Saturday, September 5, 2015

The Generosity of Geese

One evening in early August I was strolling in Stewart Park, at the southern tip of Cayuga Lake, when I spotted a couple carrying a large animal crate toward the lake shore. Intrigued, and anticipating a release of some kind, I followed and watched the following scene unfold…

The door of the crate was opened, and the couple stepped aside as they waited for whatever was within to emerge. Nothing happened. The crate was then up-ended, and out slid two young geese. (I later learned they were the outcome of a school project involving eggs). Our lake is a big lake and the geese stood as though stunned for a few minutes as they gaped at the expanse of water. Uncertain what to do or what was expected of them, they shifted from one foot to the other, and paced nervously along the shoreline. The couple settled on a log to wait for the moment that the geese would take their first step to freedom.

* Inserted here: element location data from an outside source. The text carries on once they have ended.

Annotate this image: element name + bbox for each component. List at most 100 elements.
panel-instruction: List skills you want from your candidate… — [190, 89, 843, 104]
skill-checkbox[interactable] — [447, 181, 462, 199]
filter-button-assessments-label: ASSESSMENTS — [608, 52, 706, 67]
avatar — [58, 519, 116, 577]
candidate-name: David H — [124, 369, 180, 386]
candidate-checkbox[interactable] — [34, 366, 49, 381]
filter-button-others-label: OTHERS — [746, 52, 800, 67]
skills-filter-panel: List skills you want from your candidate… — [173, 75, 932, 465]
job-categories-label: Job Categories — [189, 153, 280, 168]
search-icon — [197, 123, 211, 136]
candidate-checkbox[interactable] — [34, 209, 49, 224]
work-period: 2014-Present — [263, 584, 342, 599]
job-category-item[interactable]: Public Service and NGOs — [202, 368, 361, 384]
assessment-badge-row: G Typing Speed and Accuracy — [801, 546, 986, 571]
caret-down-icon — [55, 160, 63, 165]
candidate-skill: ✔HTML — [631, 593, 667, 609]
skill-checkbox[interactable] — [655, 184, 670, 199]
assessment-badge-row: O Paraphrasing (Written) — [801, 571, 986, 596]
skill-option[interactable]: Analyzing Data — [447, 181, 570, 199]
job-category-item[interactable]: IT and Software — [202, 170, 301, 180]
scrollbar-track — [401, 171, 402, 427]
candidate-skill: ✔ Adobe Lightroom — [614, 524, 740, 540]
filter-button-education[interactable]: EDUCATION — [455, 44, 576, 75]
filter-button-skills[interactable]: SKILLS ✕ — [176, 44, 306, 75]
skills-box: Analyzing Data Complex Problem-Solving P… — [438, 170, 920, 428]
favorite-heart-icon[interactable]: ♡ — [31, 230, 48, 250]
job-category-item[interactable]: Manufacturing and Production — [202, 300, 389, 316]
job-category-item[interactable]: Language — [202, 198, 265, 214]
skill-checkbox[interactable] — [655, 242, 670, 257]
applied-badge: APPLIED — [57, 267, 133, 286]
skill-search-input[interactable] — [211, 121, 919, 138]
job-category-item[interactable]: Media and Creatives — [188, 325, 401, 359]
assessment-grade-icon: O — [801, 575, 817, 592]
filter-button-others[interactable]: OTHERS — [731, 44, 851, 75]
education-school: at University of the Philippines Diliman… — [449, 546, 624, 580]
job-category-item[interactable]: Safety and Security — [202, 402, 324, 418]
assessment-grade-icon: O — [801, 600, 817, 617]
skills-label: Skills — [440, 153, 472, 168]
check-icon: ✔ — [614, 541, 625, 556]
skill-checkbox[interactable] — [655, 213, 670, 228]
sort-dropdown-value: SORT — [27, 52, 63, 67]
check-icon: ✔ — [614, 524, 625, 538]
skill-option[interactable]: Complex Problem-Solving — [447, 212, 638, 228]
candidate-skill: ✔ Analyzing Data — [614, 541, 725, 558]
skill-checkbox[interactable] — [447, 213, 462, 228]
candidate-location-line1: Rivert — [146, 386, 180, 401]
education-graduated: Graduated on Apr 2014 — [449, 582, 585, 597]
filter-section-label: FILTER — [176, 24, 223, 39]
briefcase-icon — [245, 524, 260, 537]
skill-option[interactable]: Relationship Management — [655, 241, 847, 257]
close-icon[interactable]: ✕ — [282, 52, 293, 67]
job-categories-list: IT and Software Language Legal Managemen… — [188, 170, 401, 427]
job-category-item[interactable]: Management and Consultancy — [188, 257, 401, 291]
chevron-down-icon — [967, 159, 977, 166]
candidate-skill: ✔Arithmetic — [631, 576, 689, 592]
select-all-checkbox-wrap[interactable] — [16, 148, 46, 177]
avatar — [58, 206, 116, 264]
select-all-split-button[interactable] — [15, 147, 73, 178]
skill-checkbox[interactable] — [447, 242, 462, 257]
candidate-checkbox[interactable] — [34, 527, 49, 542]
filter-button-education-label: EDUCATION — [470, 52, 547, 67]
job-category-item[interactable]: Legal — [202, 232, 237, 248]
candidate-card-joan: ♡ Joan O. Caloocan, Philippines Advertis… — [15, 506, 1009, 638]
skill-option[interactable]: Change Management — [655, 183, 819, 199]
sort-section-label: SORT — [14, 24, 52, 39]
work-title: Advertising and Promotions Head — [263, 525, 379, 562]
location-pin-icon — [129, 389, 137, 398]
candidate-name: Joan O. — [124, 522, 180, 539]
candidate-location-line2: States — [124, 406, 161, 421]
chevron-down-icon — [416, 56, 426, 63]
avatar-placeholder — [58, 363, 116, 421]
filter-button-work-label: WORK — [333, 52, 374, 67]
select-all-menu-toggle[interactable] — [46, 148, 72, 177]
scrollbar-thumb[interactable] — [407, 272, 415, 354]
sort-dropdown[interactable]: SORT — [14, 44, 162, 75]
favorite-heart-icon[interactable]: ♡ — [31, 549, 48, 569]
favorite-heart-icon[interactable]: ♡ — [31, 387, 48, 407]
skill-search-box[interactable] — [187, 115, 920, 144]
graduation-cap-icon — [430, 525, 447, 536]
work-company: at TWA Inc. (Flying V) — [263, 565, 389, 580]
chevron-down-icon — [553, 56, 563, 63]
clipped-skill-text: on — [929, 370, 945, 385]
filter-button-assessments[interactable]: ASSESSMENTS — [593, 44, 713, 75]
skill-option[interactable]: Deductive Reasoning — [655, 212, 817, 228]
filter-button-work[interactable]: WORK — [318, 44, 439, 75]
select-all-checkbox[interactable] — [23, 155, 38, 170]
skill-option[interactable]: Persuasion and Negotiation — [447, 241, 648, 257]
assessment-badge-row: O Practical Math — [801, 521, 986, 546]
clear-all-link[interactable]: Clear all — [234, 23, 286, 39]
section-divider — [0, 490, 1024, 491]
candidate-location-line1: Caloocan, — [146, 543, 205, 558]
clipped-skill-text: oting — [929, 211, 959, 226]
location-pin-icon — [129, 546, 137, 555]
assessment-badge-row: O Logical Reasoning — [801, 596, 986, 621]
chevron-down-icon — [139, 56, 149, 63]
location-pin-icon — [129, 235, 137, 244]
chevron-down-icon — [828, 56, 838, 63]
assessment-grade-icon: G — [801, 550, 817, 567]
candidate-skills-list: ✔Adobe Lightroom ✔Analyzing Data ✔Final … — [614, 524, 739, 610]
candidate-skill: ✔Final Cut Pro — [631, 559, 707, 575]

 In the meantime, the new arrivals had been spotted by some of our local geese gathered on the lake. A pair, apparently a mother and adolescent, separated from the rest and started to float a bit closer. Lingering about 50 feet from shore they expressed obvious interest and curiosity by establishing eye contact with the new arrivals and maintaining an open stance as they ever so slowly drifted forward. There were quiet calls. The orphans watched them for a few moments. 

Then, suddenly, the two geese on shore lifted off as one and flew low over the surface of the water to a point just beyond the welcoming pair. Upon landing they turned and swam – quickly – over to the mother and child, taking positions on either side of the smaller goose.  The youngsters appeared to be the same size and age. They looked like they belonged together. The new family turned, and quietly paddled off into the fading light.

I have sat for some time with my memories of that night, from the initial uncertainty and not knowing to the creation of a new family. As an introvert, I appreciate being approached with gentle curiosity and interest. Seeing this play out with the geese was stunning. I was especially struck by the sense of welcoming and of being welcomed. Recalling times when I have felt welcomed with a warm embrace, I have also wondered how often I am truly welcoming. There are so many examples in the world today of “us” vs “them”, of building fences, turning back and pushing away. Where do any of us truly belong? Even as a small child I remember feeling like an alien, looking around and thinking “this is not the way it is supposed to be”.

What does it say about humans that I find the highest ideals I aspire to being played out by geese on the lake shore? I'm afraid they are better at this than I am.

Their generosity of spirit continues to reach deep into my being and fill my heart with amazement and something akin to joy. Watching our native geese so simply and graciously gather in the outsiders reminded me… this is the way it is supposed to be.